把一条垂线从 X = -infinity 移动到 X = +infinity ,每当该垂线与结点接触时,我们按从上到下的顺序报告结点的值(Y 坐标递减)。
如果两个结点位置相同,则首先报告的结点值较小。
按 X 坐标顺序返回非空报告的列表。

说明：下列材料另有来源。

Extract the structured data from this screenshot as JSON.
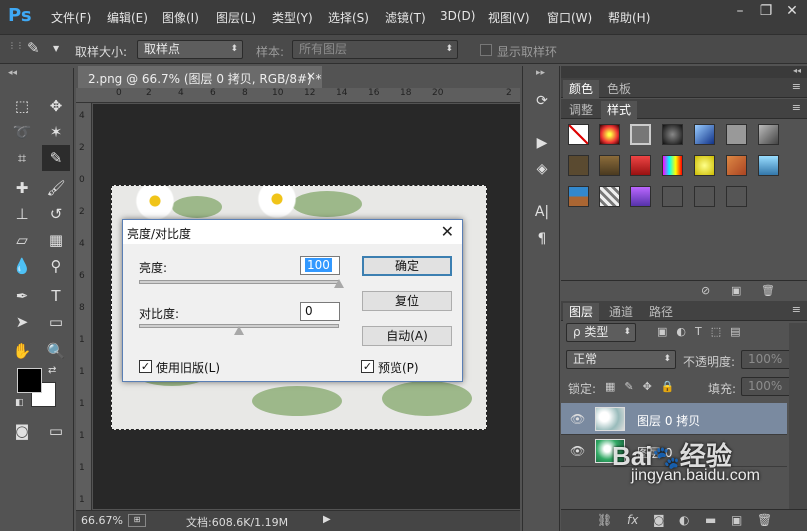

每个报告都有一个结点值列表。
示例 1:
输入:[3,9,20,null,null,15,7] 输出:[[9],[3,15],[20],[7]] 解释: 在不丧失其普遍性的情况下,我们可以假设根结点位于 (0, 0): 然后,值为 9 的结点出现在 (-1, -1); 值为 3 和 15 的两个结点分别出现在 (0, 0) 和 (0, -2); 值为 20 的结点出现在 (1, -1); 值为 7 的结点出现在 (2, -2)。 示例 2:
输入:[1,2,3,4,5,6,7] 输出:[[4],[2],[1,5,6],[3],[7]] 解释: 根据给定的方案,值为 5 和 6 的两个结点出现在同一位置。 然而,在报告 "[1,5,6]" 中,结点值 5 排在前面,因为 5 小于 6。
提示:
树的结点数介于 1 和 1000 之间。 每个结点值介于 0 和 1000 之间。